Her voice can only be described as a combination of smoke and silence. Words, she whispered once, are so restricting. Under the Georgetown moon, she undressed me with her bedroom gaze, her tongue carving out the dip below my waist. Letting her lips explain to me what words could not.

 

* * *

 

She was a choreographer of desire, twirling her black ribbon of lust around my neck so that I had no choice but to breathe her. The dancer, as I would later call her, was an aspiring ballerina. She lived in a hole-in-the-wall apartment in the cavities of Southeast D.C, the bad part of town. Mothers often drove by, warning their children that if they screwed their education, this was where they’d end up.


The dancer’s only true lover was the passion of a slow adagio, pirouetting while her legs lifted in arabesque.
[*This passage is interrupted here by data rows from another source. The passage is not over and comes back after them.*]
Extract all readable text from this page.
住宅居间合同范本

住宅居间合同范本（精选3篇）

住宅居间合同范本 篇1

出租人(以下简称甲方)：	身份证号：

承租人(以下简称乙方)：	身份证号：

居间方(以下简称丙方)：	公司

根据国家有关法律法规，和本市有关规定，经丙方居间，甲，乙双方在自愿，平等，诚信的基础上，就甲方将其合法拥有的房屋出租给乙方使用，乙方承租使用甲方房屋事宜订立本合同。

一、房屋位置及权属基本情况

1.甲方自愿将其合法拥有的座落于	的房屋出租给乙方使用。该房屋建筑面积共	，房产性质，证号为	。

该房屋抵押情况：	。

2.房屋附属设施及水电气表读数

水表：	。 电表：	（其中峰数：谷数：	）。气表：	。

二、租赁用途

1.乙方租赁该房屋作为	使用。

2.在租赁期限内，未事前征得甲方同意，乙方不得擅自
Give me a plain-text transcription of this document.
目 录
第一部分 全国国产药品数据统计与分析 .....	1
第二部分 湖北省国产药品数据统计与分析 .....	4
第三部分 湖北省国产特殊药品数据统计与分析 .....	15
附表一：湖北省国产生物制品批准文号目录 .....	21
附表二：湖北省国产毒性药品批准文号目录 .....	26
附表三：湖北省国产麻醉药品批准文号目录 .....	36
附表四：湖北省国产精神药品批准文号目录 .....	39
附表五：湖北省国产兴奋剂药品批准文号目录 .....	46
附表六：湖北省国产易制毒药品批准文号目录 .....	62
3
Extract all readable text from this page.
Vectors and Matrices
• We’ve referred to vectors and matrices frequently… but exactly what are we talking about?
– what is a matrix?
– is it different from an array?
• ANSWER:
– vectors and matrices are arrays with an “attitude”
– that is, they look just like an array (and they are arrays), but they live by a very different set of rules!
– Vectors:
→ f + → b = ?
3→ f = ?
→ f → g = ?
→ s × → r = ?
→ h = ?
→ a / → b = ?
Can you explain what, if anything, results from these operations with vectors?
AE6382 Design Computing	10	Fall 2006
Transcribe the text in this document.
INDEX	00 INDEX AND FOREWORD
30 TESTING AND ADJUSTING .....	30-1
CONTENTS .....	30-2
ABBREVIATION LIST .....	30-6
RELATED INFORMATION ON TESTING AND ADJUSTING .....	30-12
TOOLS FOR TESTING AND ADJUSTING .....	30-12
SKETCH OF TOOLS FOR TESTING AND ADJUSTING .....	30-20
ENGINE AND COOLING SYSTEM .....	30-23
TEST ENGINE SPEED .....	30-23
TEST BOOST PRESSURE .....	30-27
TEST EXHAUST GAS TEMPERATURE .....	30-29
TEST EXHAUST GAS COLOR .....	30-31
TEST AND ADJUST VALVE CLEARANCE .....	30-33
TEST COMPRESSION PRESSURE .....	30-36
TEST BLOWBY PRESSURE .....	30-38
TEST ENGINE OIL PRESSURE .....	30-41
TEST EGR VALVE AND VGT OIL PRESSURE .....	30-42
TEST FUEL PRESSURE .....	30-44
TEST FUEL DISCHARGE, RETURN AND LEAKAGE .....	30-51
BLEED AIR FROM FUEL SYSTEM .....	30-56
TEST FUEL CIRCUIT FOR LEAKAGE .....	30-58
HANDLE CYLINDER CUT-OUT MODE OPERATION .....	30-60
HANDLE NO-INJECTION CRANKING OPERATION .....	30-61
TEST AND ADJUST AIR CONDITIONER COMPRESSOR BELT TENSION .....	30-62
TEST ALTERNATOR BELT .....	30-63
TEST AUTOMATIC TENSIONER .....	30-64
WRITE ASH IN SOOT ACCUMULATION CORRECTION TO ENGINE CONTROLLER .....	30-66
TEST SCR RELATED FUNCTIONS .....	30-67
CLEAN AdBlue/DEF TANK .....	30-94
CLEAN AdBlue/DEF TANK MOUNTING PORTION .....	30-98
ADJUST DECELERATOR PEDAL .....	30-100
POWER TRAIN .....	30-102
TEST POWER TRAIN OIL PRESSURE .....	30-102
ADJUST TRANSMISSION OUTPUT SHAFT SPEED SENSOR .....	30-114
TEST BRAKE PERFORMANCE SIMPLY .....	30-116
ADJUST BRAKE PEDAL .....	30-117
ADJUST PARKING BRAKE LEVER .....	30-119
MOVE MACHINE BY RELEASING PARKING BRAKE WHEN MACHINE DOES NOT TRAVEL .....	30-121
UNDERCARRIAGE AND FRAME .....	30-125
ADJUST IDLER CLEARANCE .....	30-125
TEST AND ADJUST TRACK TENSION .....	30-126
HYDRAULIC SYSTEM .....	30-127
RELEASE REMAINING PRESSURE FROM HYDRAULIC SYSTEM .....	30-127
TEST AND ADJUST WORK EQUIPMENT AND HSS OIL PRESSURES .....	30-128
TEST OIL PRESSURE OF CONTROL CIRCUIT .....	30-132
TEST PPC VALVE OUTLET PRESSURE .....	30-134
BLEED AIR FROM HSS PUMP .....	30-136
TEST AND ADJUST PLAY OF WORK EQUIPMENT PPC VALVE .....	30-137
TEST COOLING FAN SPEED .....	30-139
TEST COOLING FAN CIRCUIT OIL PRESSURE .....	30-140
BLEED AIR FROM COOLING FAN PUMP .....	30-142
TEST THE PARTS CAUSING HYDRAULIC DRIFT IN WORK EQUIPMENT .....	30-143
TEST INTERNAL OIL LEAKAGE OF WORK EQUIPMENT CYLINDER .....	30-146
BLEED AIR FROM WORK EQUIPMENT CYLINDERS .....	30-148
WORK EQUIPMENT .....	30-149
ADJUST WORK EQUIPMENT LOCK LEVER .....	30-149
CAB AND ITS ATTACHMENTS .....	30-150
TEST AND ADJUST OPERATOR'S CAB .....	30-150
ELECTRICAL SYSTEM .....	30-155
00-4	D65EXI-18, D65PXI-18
But she also had an affair with the crack pipe. When the joint was pressed against her mouth, the amber of her eyes would ignite in a way that neither ballet nor I could ever give her.

 

* * *

 

I bought the dancer a townhouse near my own, a few blocks from the capitol. When she moved in, the ebony stars of her pupils burned aglow like flames of scolding mercury. A rough smile pulled at the corner of her lips, revealing a hidden dimple.


Thank you, she whispered breathlessly. I was too busy staring at the leather couch in the living room, dreaming of the ways my hands could roam across her chest, to notice the far-away mist in her eyes. She gazed out the window, into the blue expanse of sky. Not a speck of cloud could be seen for miles.
It’s perfect, the dancer sighed.


In late March, cherry blossom seeds swelled into full bloom. They floated like petals of sunrise in the breeze, swirling about my ankles wherever I went. The dancer loved them. She pranced with them on her tiptoes, leaping over cracks of sidewalk with rose-hued carpels stuck in her hair. For the first time, she laughed, and our eyes made sunsets.

 

* * *

 

The dancer began to make love with crystallized drugs more than she did with me. At that point, I was tired of chasing after her. It had been months, and I still felt as though she were a surreal illusion, nothing more than a mirage of lust and poor decisions.


“I pay for your f***ing house and tuition, and this is what I get in return?” I pointed at the cigar straddled between her fingers. The dancer rolled her eyes and mimicked my blotchy expression. “Get out,” I spat. I have never been a good person, never pretended to be charitable or nice to other people, but at least I wasn’t ungrateful. The dancer’s irises rippled with something I couldn’t quite make out. She blinked, as if to get rid of it, her mouth hardening into an unreadable expression. Her delicate hands tightened over her small suitcase, packed with the few belongings she had; no photo albums or sentiments to bring along, just the necessities. The dancer left that night, to where remains a mystery. The house key lingered in its drawer.

 

* * *

I think she wanted to disappear, just to prove that she could. The coroner said that it was a drug overdose, but even with the evidence I wasn’t quite sure. When the dancer left, the world became a dream, and I was trapped inside. It felt as though fate’s invisible hands controlled every fiber of my existence, and there was no way to escape its wrath.


I never sold her townhouse, but I never stepped foot in it either. Sometimes, I sat outside my porch steps and listened to the patter of rain as it descended onto branches of cherry blossoms. In early April, entire galaxies of thunderstorms swirled around back-alleys, illuminating hunched figures lighting cigars from their fingertips. The smoke would float upwards and disappear, and I’m starting to think that maybe drugs were the only thing that truly understood her. I’m starting to think that I never knew her at all. I never learned the dancer’s name. She never told me. A name establishes a degree of sentimentality, of attachment and belonging. It only makes sense then, that she never had one.